We conducted this performance audit in accordance with generally accepted government auditing standards. Those standards require that we plan and perform the audit to obtain sufficient, appropriate evidence to provide a reasonable basis for our findings and conclusions based on our audit objectives. We believe that the evidence obtained provides a reasonable basis for our findings and conclusions based on our audit objectives.
Below is a list of our audit objectives, indicating each question we intended our audit to answer, the conclusion we reached regarding each objective, and where each objective is discussed in the audit findings.
No; see Finding 1
No; see Finding 2
No; see Finding 3
To achieve our audit objectives, we gained an understanding of the internal controls we determined to be relevant to the objectives by reviewing applicable agency policies and procedures, as well as conducting interviews with MSLC’s staff and management.
We performed the following procedures to obtain sufficient, appropriate audit evidence to address the audit objectives.
Lottery Sales Agent Background Review
We obtained the Enterprise Series (ES) system’s Sales Agents [Criminal Offender Record Information, or CORI] Status Report, which listed all 9,732 lottery sales agents who were active during the audit period. We performed an analysis to determine whether MSLC’s Licensing Department had conducted criminal background reviews for all these agents. Using TeamMate Analytics,3 we determined the following:
- whether, for active lottery sales agent license renewal, the ES system’s CORI Date field was within four years of the last CORI review
- whether, for active lottery sales agents with no original CORI review dates, the ES system’s CORI Date field was empty.
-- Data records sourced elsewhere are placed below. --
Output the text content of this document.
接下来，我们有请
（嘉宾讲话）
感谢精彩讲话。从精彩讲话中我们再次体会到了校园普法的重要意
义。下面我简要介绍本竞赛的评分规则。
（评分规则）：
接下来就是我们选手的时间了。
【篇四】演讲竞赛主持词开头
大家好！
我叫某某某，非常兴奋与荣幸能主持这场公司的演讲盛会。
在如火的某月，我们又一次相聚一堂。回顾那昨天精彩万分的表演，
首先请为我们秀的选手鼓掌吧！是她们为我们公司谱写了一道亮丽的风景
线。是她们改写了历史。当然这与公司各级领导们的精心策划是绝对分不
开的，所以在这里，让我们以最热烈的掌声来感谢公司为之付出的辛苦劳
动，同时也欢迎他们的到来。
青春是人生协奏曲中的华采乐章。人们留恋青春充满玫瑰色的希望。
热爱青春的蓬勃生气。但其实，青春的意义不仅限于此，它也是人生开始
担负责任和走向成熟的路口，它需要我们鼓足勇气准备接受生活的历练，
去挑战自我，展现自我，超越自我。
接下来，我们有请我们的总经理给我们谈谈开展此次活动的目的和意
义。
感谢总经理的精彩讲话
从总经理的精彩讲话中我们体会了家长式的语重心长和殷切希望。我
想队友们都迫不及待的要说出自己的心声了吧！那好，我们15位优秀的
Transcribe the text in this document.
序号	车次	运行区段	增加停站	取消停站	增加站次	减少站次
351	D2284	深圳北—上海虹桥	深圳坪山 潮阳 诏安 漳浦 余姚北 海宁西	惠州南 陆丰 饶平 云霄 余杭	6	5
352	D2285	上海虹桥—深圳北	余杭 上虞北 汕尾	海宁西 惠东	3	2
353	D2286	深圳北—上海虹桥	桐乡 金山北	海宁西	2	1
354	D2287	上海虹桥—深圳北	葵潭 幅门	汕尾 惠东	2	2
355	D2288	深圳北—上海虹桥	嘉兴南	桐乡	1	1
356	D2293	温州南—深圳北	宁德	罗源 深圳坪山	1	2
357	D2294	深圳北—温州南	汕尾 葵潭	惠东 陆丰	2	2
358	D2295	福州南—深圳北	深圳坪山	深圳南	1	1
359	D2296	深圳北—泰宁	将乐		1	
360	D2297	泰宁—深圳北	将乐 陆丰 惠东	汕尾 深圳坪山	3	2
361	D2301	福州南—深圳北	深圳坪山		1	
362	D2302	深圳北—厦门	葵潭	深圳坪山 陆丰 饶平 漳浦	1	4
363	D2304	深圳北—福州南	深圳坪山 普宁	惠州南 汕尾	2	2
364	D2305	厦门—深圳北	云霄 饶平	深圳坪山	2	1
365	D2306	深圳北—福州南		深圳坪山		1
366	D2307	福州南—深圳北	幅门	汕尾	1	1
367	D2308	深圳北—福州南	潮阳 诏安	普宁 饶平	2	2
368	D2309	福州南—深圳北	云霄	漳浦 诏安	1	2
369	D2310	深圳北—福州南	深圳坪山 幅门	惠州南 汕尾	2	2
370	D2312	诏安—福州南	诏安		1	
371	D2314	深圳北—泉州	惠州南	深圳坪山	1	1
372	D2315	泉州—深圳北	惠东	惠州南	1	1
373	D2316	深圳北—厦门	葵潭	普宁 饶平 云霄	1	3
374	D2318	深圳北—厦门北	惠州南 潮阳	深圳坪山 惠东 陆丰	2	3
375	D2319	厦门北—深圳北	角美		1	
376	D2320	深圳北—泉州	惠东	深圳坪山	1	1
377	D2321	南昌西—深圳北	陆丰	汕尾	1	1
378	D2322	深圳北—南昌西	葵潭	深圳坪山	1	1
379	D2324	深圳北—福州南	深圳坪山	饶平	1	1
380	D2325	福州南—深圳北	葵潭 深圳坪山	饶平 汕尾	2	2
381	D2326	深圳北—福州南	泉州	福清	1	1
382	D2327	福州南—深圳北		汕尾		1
Additionally, we selected a nonstatistical random sample of 25 of the 9,732 lottery sales agents. We obtained and reviewed the ES system’s Agent Summary Sheet to determine whether the date each agent consented to a CORI review, and the last CORI review date, were within the four-year agent license renewal period.
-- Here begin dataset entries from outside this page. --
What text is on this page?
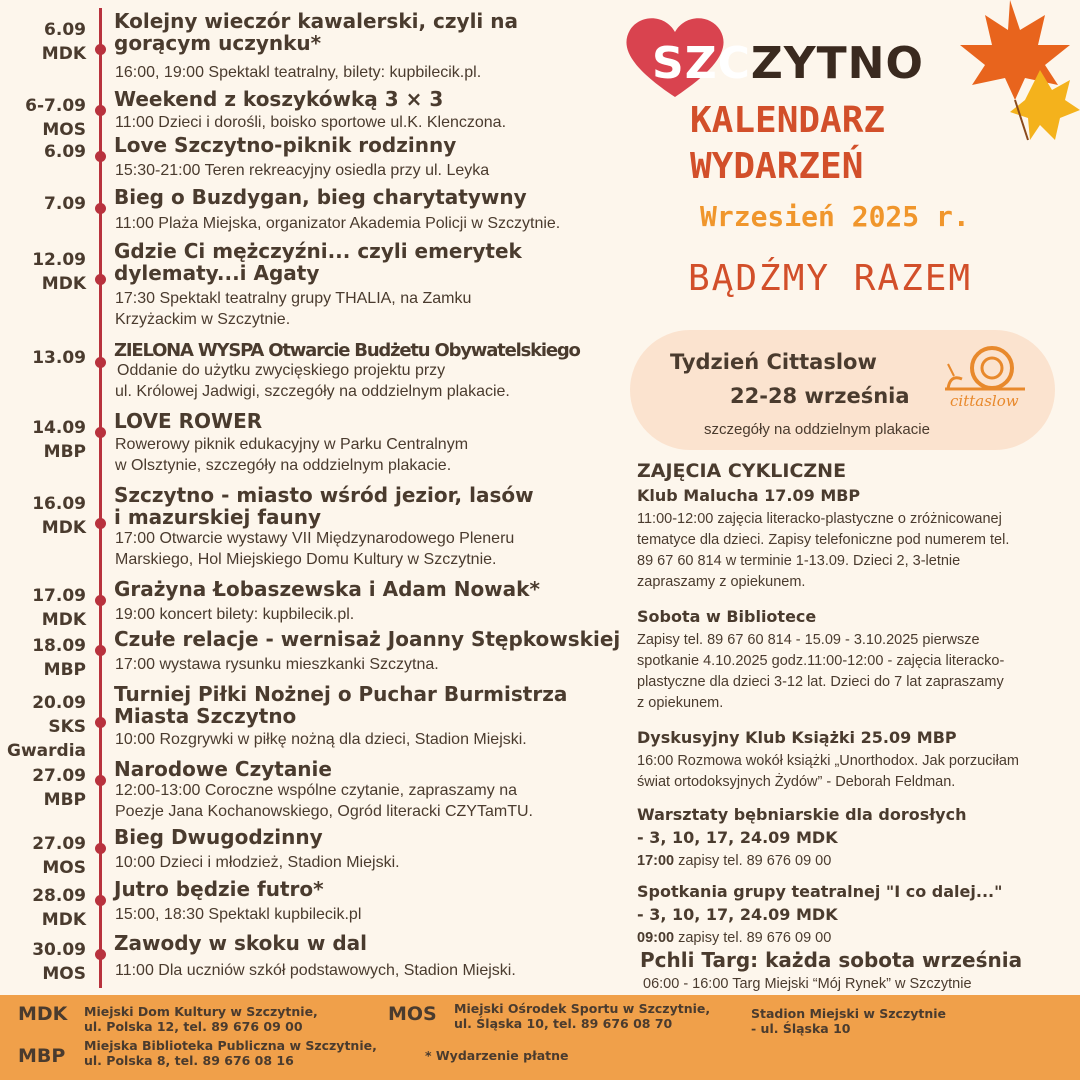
6.09
MDK
Kolejny wieczór kawalerski, czyli na
gorącym uczynku*
16:00, 19:00 Spektakl teatralny, bilety: kupbilecik.pl.
6-7.09
MOS
Weekend z koszykówką 3 × 3
11:00 Dzieci i dorośli, boisko sportowe ul.K. Klenczona.
6.09 Love Szczytno-piknik rodzinny
15:30-21:00 Teren rekreacyjny osiedla przy ul. Leyka
7.09 Bieg o Buzdygan, bieg charytatywny
11:00 Plaża Miejska, organizator Akademia Policji w Szczytnie.
12.09
MDK
Gdzie Ci mężczyźni... czyli emerytek
dylematy...i Agaty
17:30 Spektakl teatralny grupy THALIA, na Zamku
Krzyżackim w Szczytnie.
13.09 ZIELONA WYSPA Otwarcie Budżetu Obywatelskiego
Oddanie do użytku zwycięskiego projektu przy
ul. Królowej Jadwigi, szczegóły na oddzielnym plakacie.
14.09
MBP
LOVE ROWER
Rowerowy piknik edukacyjny w Parku Centralnym
w Olsztynie, szczegóły na oddzielnym plakacie.
16.09
MDK
Szczytno - miasto wśród jezior, lasów
i mazurskiej fauny
17:00 Otwarcie wystawy VII Międzynarodowego Pleneru
Marskiego, Hol Miejskiego Domu Kultury w Szczytnie.
17.09
MDK
Grażyna Łobaszewska i Adam Nowak*
19:00 koncert bilety: kupbilecik.pl.
18.09
MBP
Czułe relacje - wernisaż Joanny Stępkowskiej
17:00 wystawa rysunku mieszkanki Szczytna.
20.09
SKS
Gwardia
Turniej Piłki Nożnej o Puchar Burmistrza
Miasta Szczytno
10:00 Rozgrywki w piłkę nożną dla dzieci, Stadion Miejski.
27.09
MBP
Narodowe Czytanie
12:00-13:00 Coroczne wspólne czytanie, zapraszamy na
Poezje Jana Kochanowskiego, Ogród literacki CZYTamTU.
27.09
MOS
Bieg Dwugodzinny
10:00 Dzieci i młodzież, Stadion Miejski.
28.09
MDK
Jutro będzie futro*
15:00, 18:30 Spektakl kupbilecik.pl
30.09
MOS
Zawody w skoku w dal
11:00 Dla uczniów szkół podstawowych, Stadion Miejski.
SZCZYTNO
KALENDARZ
WYDARZEŃ
Wrzesień 2025 r.
BĄDŹMY RAZEM
Tydzień Cittaslow
22-28 września
szczegóły na oddzielnym plakacie
cittaslow
ZAJĘCIA CYKLICZNE
Klub Malucha 17.09 MBP
11:00-12:00 zajęcia literacko-plastyczne o zróżnicowanej
tematyce dla dzieci. Zapisy telefoniczne pod numerem tel.
89 67 60 814 w terminie 1-13.09. Dzieci 2, 3-letnie
zapraszamy z opiekunem.
Sobota w Bibliotece
Zapisy tel. 89 67 60 814 - 15.09 - 3.10.2025 pierwsze
spotkanie 4.10.2025 godz.11:00-12:00 - zajęcia literacko-
plastyczne dla dzieci 3-12 lat. Dzieci do 7 lat zapraszamy
z opiekunem.
Dyskusyjny Klub Książki 25.09 MBP
16:00 Rozmowa wokół książki „Unorthodox. Jak porzuciłam
świat ortodoksyjnych Żydów” - Deborah Feldman.
Warsztaty bębniarskie dla dorosłych
- 3, 10, 17, 24.09 MDK
17:00 zapisy tel. 89 676 09 00
Spotkania grupy teatralnej "I co dalej..."
- 3, 10, 17, 24.09 MDK
09:00 zapisy tel. 89 676 09 00
Pchli Targ: każda sobota września
06:00 - 16:00 Targ Miejski “Mój Rynek” w Szczytnie
MDK Miejski Dom Kultury w Szczytnie,
ul. Polska 12, tel. 89 676 09 00
MBP Miejska Biblioteka Publiczna w Szczytnie,
ul. Polska 8, tel. 89 676 08 16
MOS Miejski Ośrodek Sportu w Szczytnie,
ul. Śląska 10, tel. 89 676 08 70
Stadion Miejski w Szczytnie
- ul. Śląska 10
* Wydarzenie płatne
Of the 9,732 lottery sales agents on the Sales Agents CORI Status Report, 367 were people who had applied to be agents during the audit period; we selected a nonstatistical random sample of 25 of these 367. We obtained and reviewed the corresponding CORI reports and credit reviews to ensure that the ES system’s background reviews for applicants had been conducted and approved by MSLC management.
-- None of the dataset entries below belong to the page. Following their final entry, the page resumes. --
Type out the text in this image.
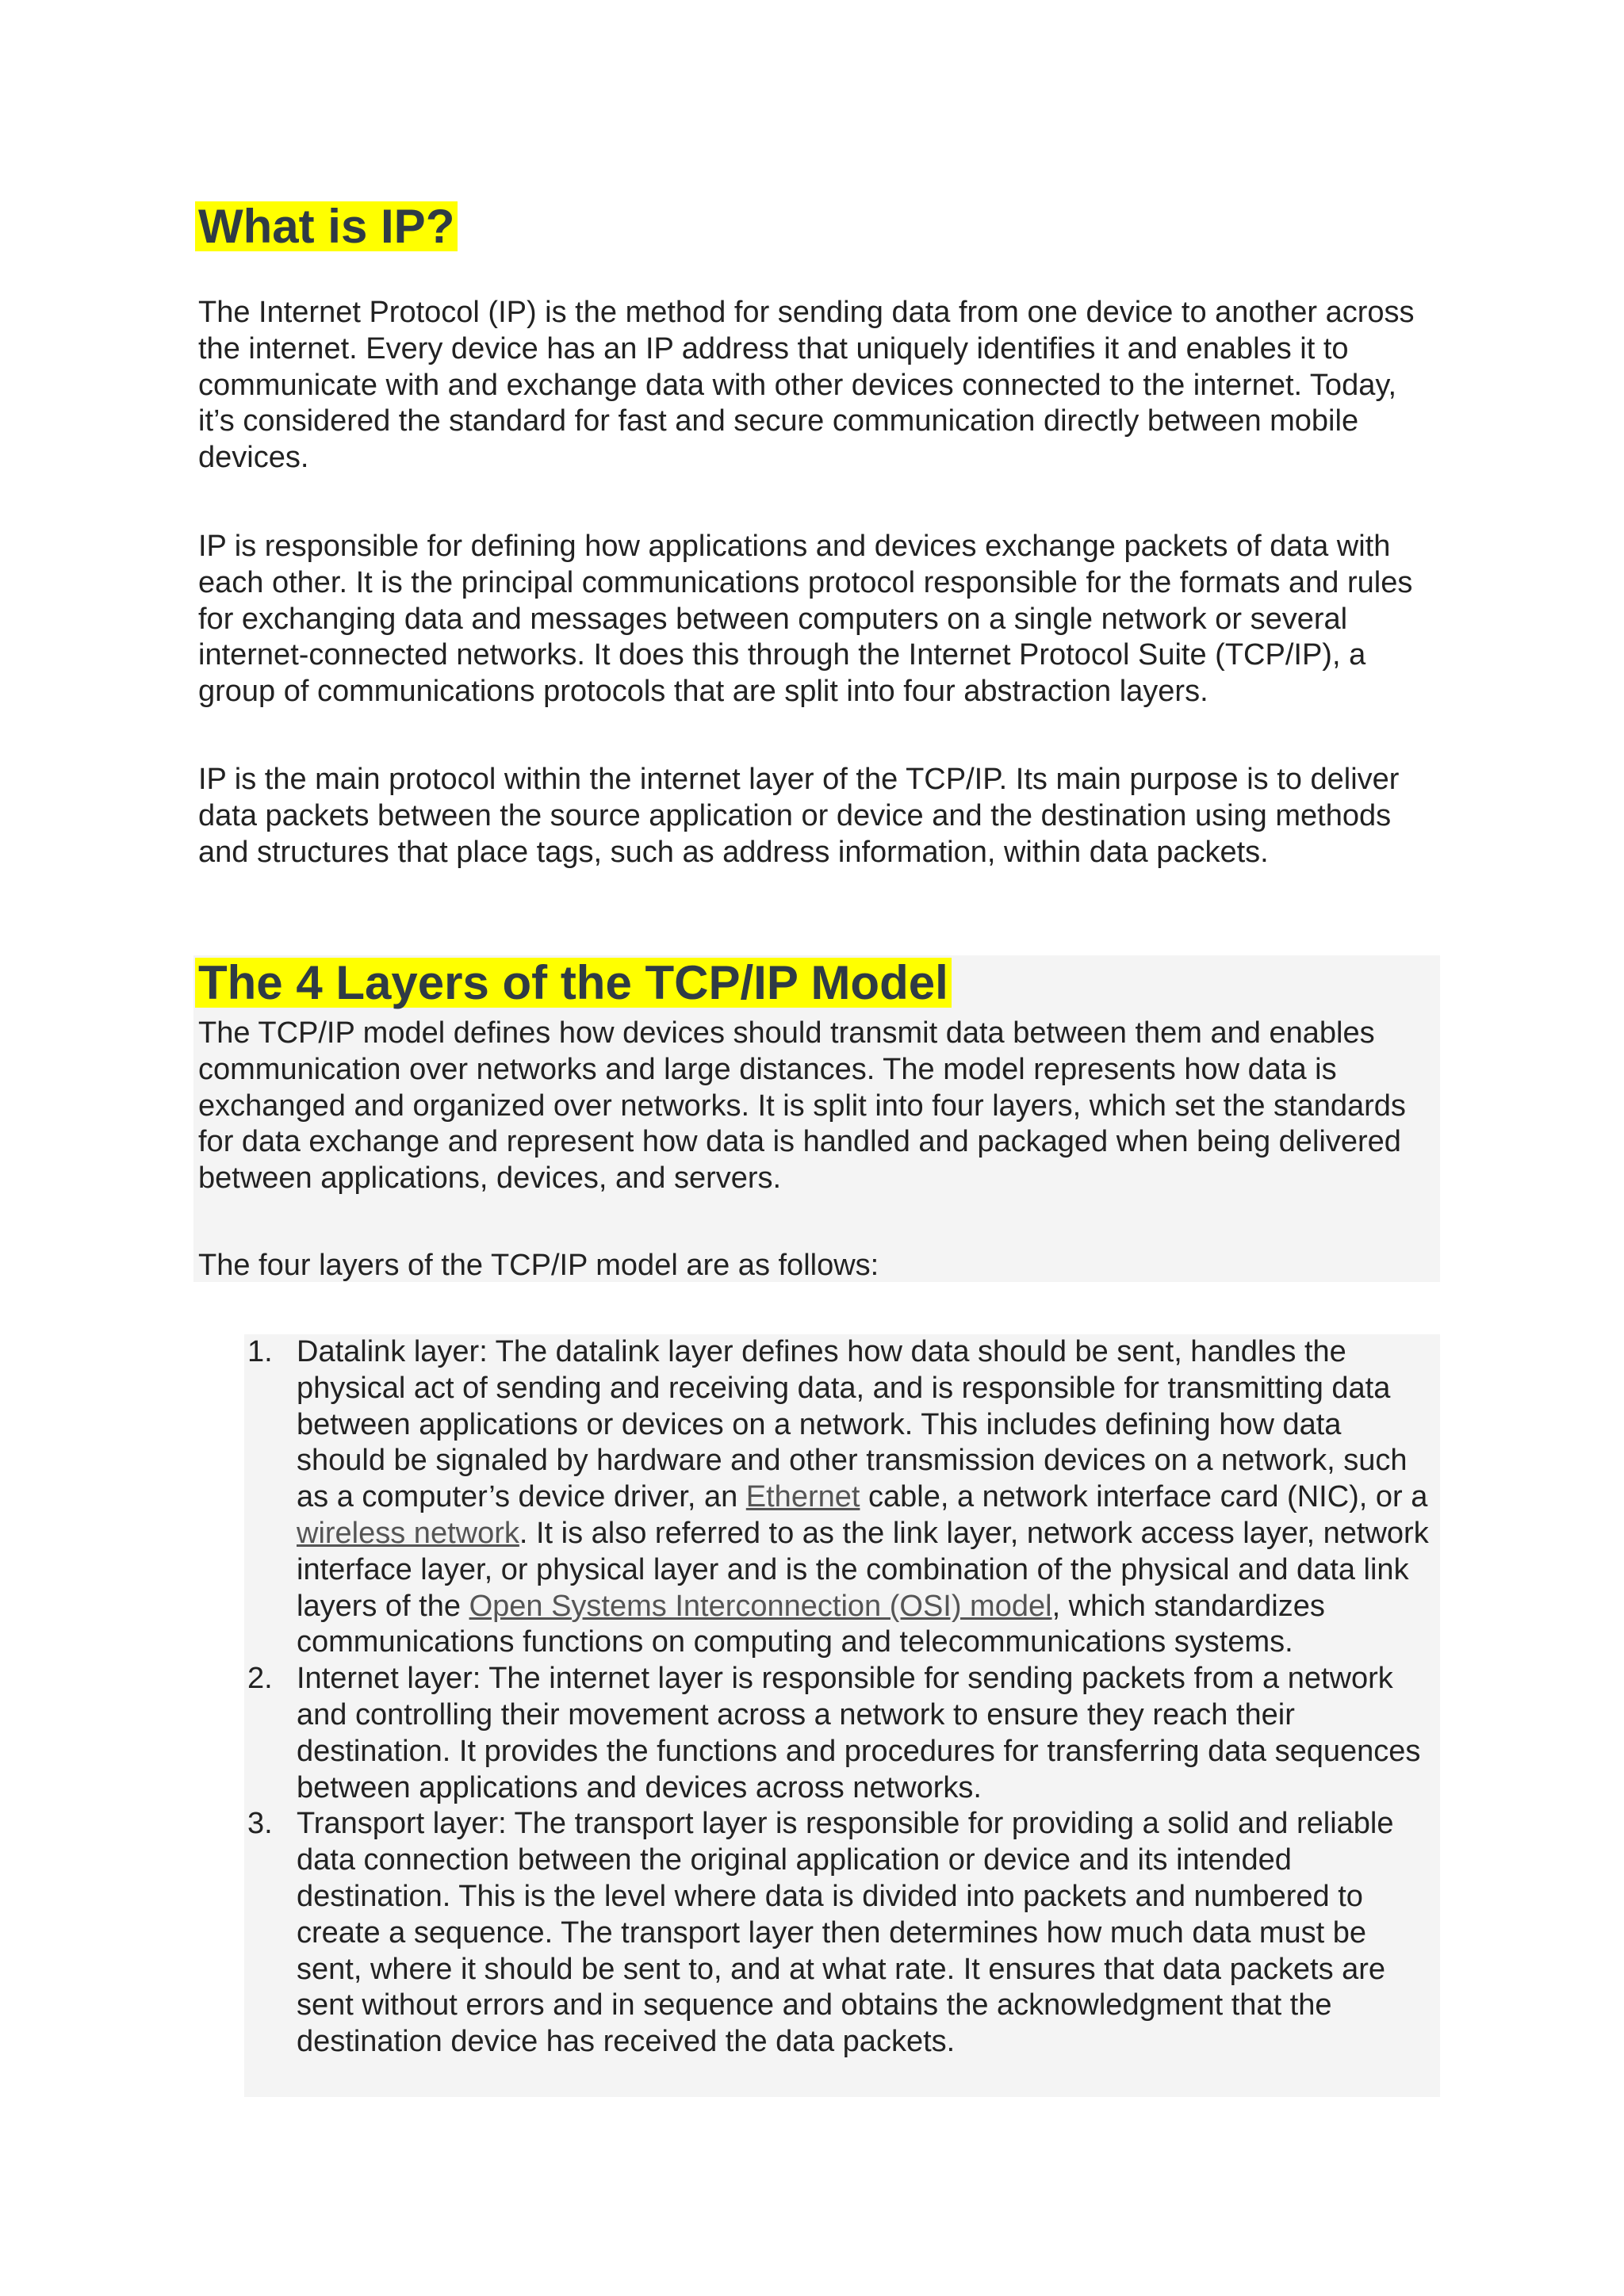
What is IP?

The Internet Protocol (IP) is the method for sending data from one device to another across the internet. Every device has an IP address that uniquely identifies it and enables it to communicate with and exchange data with other devices connected to the internet. Today, it’s considered the standard for fast and secure communication directly between mobile devices.

IP is responsible for defining how applications and devices exchange packets of data with each other. It is the principal communications protocol responsible for the formats and rules for exchanging data and messages between computers on a single network or several internet-connected networks. It does this through the Internet Protocol Suite (TCP/IP), a group of communications protocols that are split into four abstraction layers.

IP is the main protocol within the internet layer of the TCP/IP. Its main purpose is to deliver data packets between the source application or device and the destination using methods and structures that place tags, such as address information, within data packets.

The 4 Layers of the TCP/IP Model

The TCP/IP model defines how devices should transmit data between them and enables communication over networks and large distances. The model represents how data is exchanged and organized over networks. It is split into four layers, which set the standards for data exchange and represent how data is handled and packaged when being delivered between applications, devices, and servers.

The four layers of the TCP/IP model are as follows:

1. Datalink layer: The datalink layer defines how data should be sent, handles the physical act of sending and receiving data, and is responsible for transmitting data between applications or devices on a network. This includes defining how data should be signaled by hardware and other transmission devices on a network, such as a computer’s device driver, an Ethernet cable, a network interface card (NIC), or a wireless network. It is also referred to as the link layer, network access layer, network interface layer, or physical layer and is the combination of the physical and data link layers of the Open Systems Interconnection (OSI) model, which standardizes communications functions on computing and telecommunications systems.
2. Internet layer: The internet layer is responsible for sending packets from a network and controlling their movement across a network to ensure they reach their destination. It provides the functions and procedures for transferring data sequences between applications and devices across networks.
3. Transport layer: The transport layer is responsible for providing a solid and reliable data connection between the original application or device and its intended destination. This is the level where data is divided into packets and numbered to create a sequence. The transport layer then determines how much data must be sent, where it should be sent to, and at what rate. It ensures that data packets are sent without errors and in sequence and obtains the acknowledgment that the destination device has received the data packets.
Terminated Lottery Sales Agents
To determine whether MSLC conducted final settlements as required by its procedures, we obtained the Terminated Sales Agents Report, listing all 726 lottery sales agents terminated during our audit period, from the ES system. We randomly and nonstatistically selected 50 terminated agents to determine whether final settlements had been performed for them. We reviewed the final settlement process completed at each agent location to ensure the following:
- that each Instant Ticket Game Partial Book Return Report, which shows the entire scanned partial ticket book inventory at the terminated lottery sales agent’s site, was signed by the lottery sales representative (LSR) and the agent
- that each Instant Ticket Game Full Book Return Report, which shows the entire scanned full ticket book inventory at the terminated lottery sales agent’s site, was signed by the LSR and the agent
- that the instant ticket game books were no longer in the terminated lottery sales agent’s inventory, as shown on the Inventory Movement Report
- that the lottery sales agent and the LSR had signed the Final Settlement Report.
Prize Claim Review
To ensure that MSLC employees and their immediate household members did not claim prizes, which they are prohibited from doing by Section 31 of Chapter 10 of the General Laws, we obtained a list of lottery claim winners from the ES system (representing 155,258 claims processed during our audit period), and a list of MSLC employees and their home addresses, from the Commonwealth Information Warehouse (CIW). We compared the addresses listed for all 155,258 claims to the home addresses of MSLC employees from the CIW list.
Whenever sampling was used, we applied a nonstatistical approach, and as a result, we did not project our results to the entire population.
We assessed the reliability of the data obtained from the ES system by interviewing knowledgeable MSLC personnel about the ES system and testing the data for missing records or fields, duplicate records, invalid identifiers, and report dates outside our audit period. We tested ES system controls, which included security management, access control, and segregation of duties, and determined whether configuration management and contingency planning policies were in place during the audit period. We selected 20 active lottery sales agents from the ES system’s Active Sales Agent Report and traced each agent’s information (such as name, CORI report status, and credit review status) to the agent application forms. From our data reliability analysis and information system control testing, we found that the data in the ES system were reliable for the purposes of our audit objectives.